Overwhelming sadness


Have you ever felt consumed by a state of overwhelming sadness and despair? I can only guess that you have.
I have some reservations about discussing this today for two reasons. One, I do not want to make you sad by reading this, and two, I want to be mindful that I am not just singing the blues here.
So as I write this, I question the benefit that this may offer to others.
Hopefully, as I type the words, some epiphany will illuminate itself so there may be a benefit to you.
First of all, I am examining my mind to try and see clearly the root of this sadness that weighs on me like a brick on my chest. And as I examine my mind, I see that self is once again the culprit of my despair. I want to change so many circumstances right now, and am feeling hopeless in changing any of them right now. But notice how this last sentence started with the word “I”. In addition to the self issue, I also have desire and wish to control these circumstances.
So if I let go of the self, and let go of desire, where does that leave me? How do I act or behave?
I’m really not sure, because I have not traveled far enough along this path to have wisdom for this. I am still fully caught up in illusion and samsara. And because it is about me, even this awareness causes me suffering. This is upadana, the grasping for freedom from suffering.

Today I read a Blog post by a dead man. Derek Miller seemed to be a good student of the dhamma. He wrote his last post just before he died, and asked his Family to publish it after he was gone.
In the end, he was not sorry about his death or leaving this existence, but he was sad that he would not be here to help his children.
Of course, my thoughts once again turned to the self. Am I ready to accept the impermanence of life? Am I ready to let go of my loved ones, and the reality that I will not be there for them?
I certainly am not my dear friends.
I have so much more to learn, so much more wisdom to be gained. Yet I also know that grasping for it is like sweeping a dusty garage with the doors closed.
I have no guarantee of time left in this World, so I must be awake now. Yet grasping for wisdom only moves the dust around, and I see no more clearly than before.
I can only see one solution for this moment, and that is one of acceptance.
If I have sadness now, I need to be sad. It’s OK to be sad. Letting go of this, allows the next moment to arise. The door is open, the dust may blow out, and perhaps I will see a bit more clearly.
And if I do not, I need to accept that as well.

So I’m not sure if this was any benefit to you, but my sincere wish is that it was.
For me, I worked through it, and can see that kindness and acceptance will put a little wind beneath my wings.
Thank you for being with me, and as always…
May you be well, happy and peaceful.

  • ParkRidgeDDS

    First, let me say that this post was excellent and did not make me sad…it made me do a great deal of thinking. I do have times that I am overwhelmingly sad and uncertain.
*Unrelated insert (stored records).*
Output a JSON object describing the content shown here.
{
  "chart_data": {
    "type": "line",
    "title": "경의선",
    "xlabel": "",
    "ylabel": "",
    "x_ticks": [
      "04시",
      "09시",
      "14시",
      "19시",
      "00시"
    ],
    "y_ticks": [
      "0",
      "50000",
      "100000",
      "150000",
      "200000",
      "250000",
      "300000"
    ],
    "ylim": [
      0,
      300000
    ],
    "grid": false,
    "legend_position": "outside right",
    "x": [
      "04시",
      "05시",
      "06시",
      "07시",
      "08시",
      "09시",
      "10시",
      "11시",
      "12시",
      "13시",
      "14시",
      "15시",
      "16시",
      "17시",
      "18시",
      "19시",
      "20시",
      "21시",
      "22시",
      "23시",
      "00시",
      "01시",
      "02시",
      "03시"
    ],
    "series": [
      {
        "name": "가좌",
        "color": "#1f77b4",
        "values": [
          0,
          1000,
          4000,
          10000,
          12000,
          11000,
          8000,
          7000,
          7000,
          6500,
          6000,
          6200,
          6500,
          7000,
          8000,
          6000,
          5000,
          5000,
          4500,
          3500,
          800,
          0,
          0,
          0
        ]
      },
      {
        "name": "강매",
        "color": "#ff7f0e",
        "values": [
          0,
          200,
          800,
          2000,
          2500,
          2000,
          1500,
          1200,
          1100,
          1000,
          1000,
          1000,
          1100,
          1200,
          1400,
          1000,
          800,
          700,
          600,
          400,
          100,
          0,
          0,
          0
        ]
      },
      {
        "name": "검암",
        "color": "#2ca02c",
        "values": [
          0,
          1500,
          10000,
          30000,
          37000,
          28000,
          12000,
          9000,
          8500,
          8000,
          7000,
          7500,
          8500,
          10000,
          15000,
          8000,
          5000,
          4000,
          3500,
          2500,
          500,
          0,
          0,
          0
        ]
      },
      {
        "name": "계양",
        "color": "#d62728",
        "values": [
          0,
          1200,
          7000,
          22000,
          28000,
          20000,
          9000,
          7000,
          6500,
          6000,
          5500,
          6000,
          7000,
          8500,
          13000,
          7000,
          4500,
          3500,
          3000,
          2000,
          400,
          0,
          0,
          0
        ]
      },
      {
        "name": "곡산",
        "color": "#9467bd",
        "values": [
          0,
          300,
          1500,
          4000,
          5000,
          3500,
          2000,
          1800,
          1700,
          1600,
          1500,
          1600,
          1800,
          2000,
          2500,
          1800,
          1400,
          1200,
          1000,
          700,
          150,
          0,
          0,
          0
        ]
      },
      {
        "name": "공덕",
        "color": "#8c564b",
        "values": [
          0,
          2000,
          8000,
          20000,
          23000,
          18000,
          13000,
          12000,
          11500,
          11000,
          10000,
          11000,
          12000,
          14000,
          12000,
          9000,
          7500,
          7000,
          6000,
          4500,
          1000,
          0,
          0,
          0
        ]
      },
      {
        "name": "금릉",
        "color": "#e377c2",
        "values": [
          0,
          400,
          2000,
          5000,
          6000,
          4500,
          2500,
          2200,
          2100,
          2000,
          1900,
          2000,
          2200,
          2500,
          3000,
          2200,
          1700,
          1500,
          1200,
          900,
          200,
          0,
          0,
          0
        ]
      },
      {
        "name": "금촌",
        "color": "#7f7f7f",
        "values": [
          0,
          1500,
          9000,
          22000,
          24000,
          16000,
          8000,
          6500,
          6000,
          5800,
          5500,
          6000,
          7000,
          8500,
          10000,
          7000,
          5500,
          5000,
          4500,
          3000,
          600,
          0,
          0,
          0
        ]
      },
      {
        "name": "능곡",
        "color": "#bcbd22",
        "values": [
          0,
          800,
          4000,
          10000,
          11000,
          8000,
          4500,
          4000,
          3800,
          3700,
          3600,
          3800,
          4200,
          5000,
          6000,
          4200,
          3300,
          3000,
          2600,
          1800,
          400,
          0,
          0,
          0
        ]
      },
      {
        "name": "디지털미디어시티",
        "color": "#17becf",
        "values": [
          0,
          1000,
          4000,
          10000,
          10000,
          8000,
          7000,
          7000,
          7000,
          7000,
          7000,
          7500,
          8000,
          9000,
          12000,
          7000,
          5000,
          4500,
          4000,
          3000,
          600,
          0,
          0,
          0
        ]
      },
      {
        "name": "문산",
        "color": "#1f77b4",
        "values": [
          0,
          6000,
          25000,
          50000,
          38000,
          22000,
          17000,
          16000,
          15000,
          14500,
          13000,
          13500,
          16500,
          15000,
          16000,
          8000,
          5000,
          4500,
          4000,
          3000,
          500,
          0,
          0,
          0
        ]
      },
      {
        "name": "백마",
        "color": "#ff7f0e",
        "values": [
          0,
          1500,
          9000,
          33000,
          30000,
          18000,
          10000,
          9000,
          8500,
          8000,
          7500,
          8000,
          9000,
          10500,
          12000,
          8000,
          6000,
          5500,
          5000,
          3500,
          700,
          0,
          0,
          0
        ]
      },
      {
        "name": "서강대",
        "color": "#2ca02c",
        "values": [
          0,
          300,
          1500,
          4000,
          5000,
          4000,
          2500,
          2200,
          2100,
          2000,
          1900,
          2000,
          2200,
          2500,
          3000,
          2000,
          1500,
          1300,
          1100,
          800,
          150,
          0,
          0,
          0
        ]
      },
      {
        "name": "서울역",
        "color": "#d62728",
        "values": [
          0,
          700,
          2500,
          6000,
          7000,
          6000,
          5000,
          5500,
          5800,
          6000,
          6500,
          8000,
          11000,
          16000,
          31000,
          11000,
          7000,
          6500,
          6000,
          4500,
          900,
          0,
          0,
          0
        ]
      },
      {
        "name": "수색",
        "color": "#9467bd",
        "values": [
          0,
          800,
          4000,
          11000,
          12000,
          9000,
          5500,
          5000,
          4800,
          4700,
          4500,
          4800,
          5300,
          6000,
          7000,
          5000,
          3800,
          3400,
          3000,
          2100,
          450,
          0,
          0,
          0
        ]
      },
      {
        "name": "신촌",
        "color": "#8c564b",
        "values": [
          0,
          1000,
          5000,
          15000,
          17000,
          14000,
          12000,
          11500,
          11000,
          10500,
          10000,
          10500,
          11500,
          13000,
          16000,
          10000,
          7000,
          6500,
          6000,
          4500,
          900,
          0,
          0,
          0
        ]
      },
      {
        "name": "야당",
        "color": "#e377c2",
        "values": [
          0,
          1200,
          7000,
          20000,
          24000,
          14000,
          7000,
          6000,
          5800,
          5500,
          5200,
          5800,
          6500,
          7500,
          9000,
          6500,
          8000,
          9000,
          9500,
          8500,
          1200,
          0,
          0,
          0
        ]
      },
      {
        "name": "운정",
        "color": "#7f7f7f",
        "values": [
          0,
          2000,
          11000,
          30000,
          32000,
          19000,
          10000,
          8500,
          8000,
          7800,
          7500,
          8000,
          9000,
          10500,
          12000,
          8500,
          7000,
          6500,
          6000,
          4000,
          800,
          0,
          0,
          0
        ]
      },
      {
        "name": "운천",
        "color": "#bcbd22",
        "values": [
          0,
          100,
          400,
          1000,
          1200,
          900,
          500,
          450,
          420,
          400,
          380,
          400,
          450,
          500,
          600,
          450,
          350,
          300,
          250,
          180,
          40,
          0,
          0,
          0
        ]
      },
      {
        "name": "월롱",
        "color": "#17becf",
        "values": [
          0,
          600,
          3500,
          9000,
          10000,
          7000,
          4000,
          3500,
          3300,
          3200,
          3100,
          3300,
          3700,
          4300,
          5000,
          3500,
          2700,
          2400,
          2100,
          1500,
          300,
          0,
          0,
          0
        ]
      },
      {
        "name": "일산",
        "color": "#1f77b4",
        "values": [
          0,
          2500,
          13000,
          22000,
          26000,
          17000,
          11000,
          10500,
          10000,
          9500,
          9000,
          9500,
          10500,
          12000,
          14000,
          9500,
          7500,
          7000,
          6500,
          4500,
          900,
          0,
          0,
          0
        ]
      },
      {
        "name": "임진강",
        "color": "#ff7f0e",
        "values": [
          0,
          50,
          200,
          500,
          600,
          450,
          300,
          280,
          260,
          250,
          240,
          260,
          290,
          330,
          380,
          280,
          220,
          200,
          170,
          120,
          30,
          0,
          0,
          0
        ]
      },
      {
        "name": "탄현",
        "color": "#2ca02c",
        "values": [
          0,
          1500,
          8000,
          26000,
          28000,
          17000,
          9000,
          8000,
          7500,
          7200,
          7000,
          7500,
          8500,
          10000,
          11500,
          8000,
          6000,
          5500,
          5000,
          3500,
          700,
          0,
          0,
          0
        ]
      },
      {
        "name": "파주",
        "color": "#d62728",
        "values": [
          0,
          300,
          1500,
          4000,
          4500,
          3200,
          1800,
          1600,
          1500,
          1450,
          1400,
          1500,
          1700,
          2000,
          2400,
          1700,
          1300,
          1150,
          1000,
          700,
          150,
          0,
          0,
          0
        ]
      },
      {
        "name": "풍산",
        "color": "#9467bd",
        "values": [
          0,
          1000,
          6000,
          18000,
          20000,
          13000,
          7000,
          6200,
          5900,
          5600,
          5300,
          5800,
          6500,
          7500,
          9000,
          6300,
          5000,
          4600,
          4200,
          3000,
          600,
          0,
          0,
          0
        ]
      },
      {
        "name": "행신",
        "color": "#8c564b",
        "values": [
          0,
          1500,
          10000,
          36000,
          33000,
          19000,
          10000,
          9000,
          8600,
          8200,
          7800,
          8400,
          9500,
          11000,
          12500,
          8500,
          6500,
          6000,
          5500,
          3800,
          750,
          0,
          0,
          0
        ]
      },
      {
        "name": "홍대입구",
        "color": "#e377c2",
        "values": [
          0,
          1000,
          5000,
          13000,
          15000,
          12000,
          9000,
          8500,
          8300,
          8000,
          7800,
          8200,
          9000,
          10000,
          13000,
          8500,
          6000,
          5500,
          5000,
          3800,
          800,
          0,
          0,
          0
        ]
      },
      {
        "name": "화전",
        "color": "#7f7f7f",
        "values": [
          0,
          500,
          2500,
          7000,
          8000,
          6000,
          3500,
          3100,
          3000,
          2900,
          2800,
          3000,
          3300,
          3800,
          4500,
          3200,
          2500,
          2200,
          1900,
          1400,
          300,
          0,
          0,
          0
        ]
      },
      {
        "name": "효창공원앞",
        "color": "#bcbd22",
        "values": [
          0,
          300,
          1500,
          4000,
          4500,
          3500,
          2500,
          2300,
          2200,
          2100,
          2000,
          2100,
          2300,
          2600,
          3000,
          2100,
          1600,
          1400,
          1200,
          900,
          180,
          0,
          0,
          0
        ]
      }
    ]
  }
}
Over the years, my ways of handling it have altered a bit but, the end feeling that I have always carried with me was a sort of “this too shall pass” . Not too long ago I posted a feeling of sadness on Facebook and loving friends responded with kindness and compassion but, your response made the biggest impact on me because (and I don’t remember verbatim what you wrote) it introduced me to the term impermanence. Impermanence has become a household word here. It is a word that helps me to keep things in perspective. And, while I still have not come to terms with the seemingly “permanence” of death (which brings much sadness to me when thinking about it) I really DO understand and embrace the concept of impermanence in my daily life and daily emotions and daily thoughts. Impermanence explains the “this too shall pass” concept. It really helps me to not hang onto negative emotions….understanding the impermanence of positive feelings is a little bit harder to embrace but, intellectually, I completely understand it. I love the “if I have sadness now, I need to be sad…it’s okay to be sad” statement. That really hit home for me…it’s okay to have the feelings that we experience in the present. It is okay to be with them for awhile…as long as it takes…..because, those feelings will leave and be replaced by new feelings and new experiences. It is what makes life so incredibly beautiful. Thank you David, for a most wonderful post.

  • LIa

    this article is so depressing

  • Carolyn

    Thank you — typed in “overwhelming sadness” and you popped up. This was helpful, and by checking out some of your other blogs, I feel better. Sometimes life is tough, and it’s okay to feel sad. It is impermanent after all.

    • http://www.wellhappypeaceful.com/ David Schmidt

      So glad you found me Carolyn, and you are exactly right about it being impermanent.

    • anon

      True..

  • anon

    great…I needed this :) Thank you.

  • Segafer

    It.
    does.
    not.
    help.

    Acceptance is worse than everything else. Acceptance is here masochism, or in the best case a simulated schizophrenia.
    You ask us to draw some happiness, or some satisfaction, out of our suffering. Happiness that it is a normal situation. Satisfaction that it will end soon.
    But it isn’t, and doesn’t.
    All you do is deceiving yourself.
    Blindfolding yourself…

    Mainwhile, in you inner core, the pain is holding, tough.